Now that the school year is back in full swing, it may be a good time to schedule those regular check-ups for your kids, including vision screenings.
But if you’d like a little more information before you go, we’ve checked in with Brittney Mazza, O.D., and Kimberley Chan, O.D., optometrists at Mass. Eye and Ear, for some answers to our most common questions about pediatric vision screening and correction…
What are signs that my child might need glasses?
There are a few things to look out for. In cases of moderate to severe farsightedness, children may complain of tired eyes, blurry vision, fatigue and/or difficulty with reading. In some cases, an eye turn may be noted. Children with minimal farsightedness typically have no complaints, as their focusing system can keep images looking clear.
Children who are nearsighted may complain that objects look blurry in the distance, perhaps when they are trying to read something written on the board at school. Parents may also notice that their child sits close to the TV.

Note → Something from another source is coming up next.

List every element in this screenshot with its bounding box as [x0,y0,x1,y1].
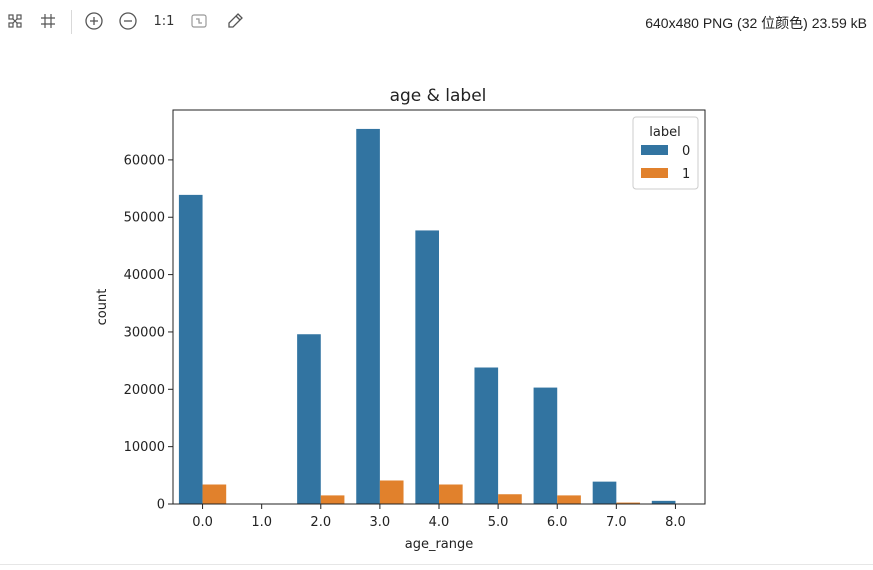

If a child has uncorrected astigmatism, they may complain that things look blurry at different distances (up close and far away). Astigmatism is a refractive condition that occurs when light is refracted unequally in different meridians of the eye, creating blurred vision. It is often caused by an uneven shape of the front surface of the eye, the cornea.
In some cases, children may need correction even when they have no complaints at all, such as in the case of anisometropia, a condition in which one eye has better vision than the other. This condition sometimes causes amblyopia, or “lazy eye”, resulting in long lasting visual consequences if not treated.

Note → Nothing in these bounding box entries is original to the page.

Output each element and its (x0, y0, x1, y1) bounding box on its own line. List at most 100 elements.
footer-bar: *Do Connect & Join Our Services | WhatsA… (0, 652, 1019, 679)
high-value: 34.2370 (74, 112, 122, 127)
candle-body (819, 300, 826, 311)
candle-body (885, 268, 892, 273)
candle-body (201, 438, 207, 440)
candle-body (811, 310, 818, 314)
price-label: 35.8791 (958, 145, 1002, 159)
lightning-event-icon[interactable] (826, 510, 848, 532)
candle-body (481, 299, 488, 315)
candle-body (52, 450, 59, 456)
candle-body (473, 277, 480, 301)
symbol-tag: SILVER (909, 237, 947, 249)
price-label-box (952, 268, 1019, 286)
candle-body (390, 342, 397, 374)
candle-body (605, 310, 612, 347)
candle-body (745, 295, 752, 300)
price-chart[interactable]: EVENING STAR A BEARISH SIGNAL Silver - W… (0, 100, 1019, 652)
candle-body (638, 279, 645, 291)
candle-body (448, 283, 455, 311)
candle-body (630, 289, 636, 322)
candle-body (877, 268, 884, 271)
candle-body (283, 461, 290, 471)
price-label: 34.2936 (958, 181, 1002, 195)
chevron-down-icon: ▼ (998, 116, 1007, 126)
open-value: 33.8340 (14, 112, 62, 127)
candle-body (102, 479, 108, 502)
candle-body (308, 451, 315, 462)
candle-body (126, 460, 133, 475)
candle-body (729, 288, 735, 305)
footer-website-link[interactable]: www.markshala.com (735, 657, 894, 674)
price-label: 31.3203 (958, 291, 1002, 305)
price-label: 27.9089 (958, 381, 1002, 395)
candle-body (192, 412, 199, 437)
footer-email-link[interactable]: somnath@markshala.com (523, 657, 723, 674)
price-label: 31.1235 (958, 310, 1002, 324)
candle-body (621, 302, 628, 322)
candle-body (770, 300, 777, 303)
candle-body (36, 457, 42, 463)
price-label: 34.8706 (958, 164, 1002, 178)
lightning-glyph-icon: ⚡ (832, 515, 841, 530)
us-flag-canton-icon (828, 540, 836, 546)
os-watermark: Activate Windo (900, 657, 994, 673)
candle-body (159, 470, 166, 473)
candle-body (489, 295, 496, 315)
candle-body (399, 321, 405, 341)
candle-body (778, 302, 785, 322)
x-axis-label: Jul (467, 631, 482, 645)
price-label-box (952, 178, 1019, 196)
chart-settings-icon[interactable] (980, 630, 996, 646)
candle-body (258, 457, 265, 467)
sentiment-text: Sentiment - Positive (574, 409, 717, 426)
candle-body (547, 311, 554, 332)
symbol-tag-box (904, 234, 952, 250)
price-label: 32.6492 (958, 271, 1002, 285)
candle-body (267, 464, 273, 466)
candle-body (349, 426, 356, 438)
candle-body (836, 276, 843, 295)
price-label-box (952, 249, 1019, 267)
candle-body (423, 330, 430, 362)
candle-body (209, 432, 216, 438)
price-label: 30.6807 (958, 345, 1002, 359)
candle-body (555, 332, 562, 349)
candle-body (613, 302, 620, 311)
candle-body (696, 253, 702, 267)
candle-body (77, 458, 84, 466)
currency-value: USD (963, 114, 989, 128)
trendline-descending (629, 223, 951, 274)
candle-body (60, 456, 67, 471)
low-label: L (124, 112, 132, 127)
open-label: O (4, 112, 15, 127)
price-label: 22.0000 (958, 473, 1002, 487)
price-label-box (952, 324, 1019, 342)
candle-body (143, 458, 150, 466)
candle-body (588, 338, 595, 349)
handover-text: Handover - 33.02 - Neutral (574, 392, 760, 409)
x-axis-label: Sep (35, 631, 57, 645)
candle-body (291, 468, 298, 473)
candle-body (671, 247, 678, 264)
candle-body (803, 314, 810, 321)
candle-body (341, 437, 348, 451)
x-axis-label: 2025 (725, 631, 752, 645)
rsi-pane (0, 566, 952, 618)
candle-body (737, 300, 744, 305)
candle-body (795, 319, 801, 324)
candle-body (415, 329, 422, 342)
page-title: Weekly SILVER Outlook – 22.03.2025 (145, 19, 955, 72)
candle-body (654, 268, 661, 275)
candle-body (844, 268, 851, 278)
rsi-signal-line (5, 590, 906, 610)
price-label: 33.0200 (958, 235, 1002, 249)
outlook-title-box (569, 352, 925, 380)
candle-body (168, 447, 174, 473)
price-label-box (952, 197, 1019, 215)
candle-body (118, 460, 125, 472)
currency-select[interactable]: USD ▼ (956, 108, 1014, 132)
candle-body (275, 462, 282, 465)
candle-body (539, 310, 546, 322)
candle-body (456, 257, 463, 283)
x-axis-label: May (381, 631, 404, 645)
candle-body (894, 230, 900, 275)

When should children have their first eye exams?
Regulations on this vary by state. In Massachusetts, children must have at least one vision screening within the 12 months before they begin kindergarten. Infants and toddlers may require an eye exam earlier based on birth history, family history of eye problems or medical problems that may be suspected to cause eye problems.
A comprehensive eye exam is recommended if:
- The child fails a vision screening
- Parents or providers suspect a vision or ocular disorder
- There is a family history of strabismus or other eye conditions that affect children
- The child has a medical condition that is known to have associated eye problems, such as neurofibromatosis, Marfan syndrome, Down syndrome, or other genetic disorder
What do the numbers on an eyeglass prescription mean?
“OD” and “OS” are abbreviations for Latin words indicating the right eye and left eye, respectively.
There are typically three other specifications per eye written on the eyeglasses prescription:
- Sphere or “Sph,” indicating the lens power to correct near (-) or farsightedness (+).
- Cylinder or “Cyl,” indicating the lens power to correct astigmatism.
- Axis, indicating the meridian or “orientation” without cylinder power, documented as a number between 1 and 180
What can I do if my child does not want to wear glasses or is worried about being teased?
Consider allowing your child to help choose a frame style or color they like, and select something that is comfortable to wear. Making the new glasses part of the child’s daily routine is recommended. It will help them to adapt in the beginning. Let the teacher and school nurse know when your child should be wearing their glasses (full time, or part-time for certain activities). Finally, remember to keep a positive, upbeat attitude when discussing the topic and point out that other children or family members also wear glasses, too!
My child wants to wear contact lenses instead of glasses. What do we need to consider before making the switch?
The decision to wear contact lenses depends on several factors. There is no specific age minimum to try contact lenses, and every child is different. Your child’s level of motivation, responsibility and ability to comply with contact lens care are all very important factors. Children who are active in sports or have a high prescription often show an early interest in contact lenses as an alternative to wearing glasses.
Contact lenses are a great alternative to correct vision, but should not completely replace wearing eyeglasses. They are medical devices that require a prescription, and although they provide many benefits, there are still risks of infection and inflammation with wear. It’s important to follow your doctor’s recommendations for taking care of your contact lenses to reduce those risks. Your child will have an eye exam first to determine if he/she is a good candidate for contact lens wear. Lastly, be sure to discuss the financial aspect of contact lenses, as many insurances do not cover the cost of the contact lens fitting or materials fees.
What types of contact lenses are available?
There are many types of contact lenses, but we most often recommend soft daily disposables for younger patients wearing contact lenses. These lenses are opened from a sterile package, worn once and then thrown away. Theoretically, there is less risk of infection, but there is still some risk. Daily disposables are an excellent choice for part-time wear, patients with allergies and especially patients who are not always compliant with proper contact lens care/hygiene.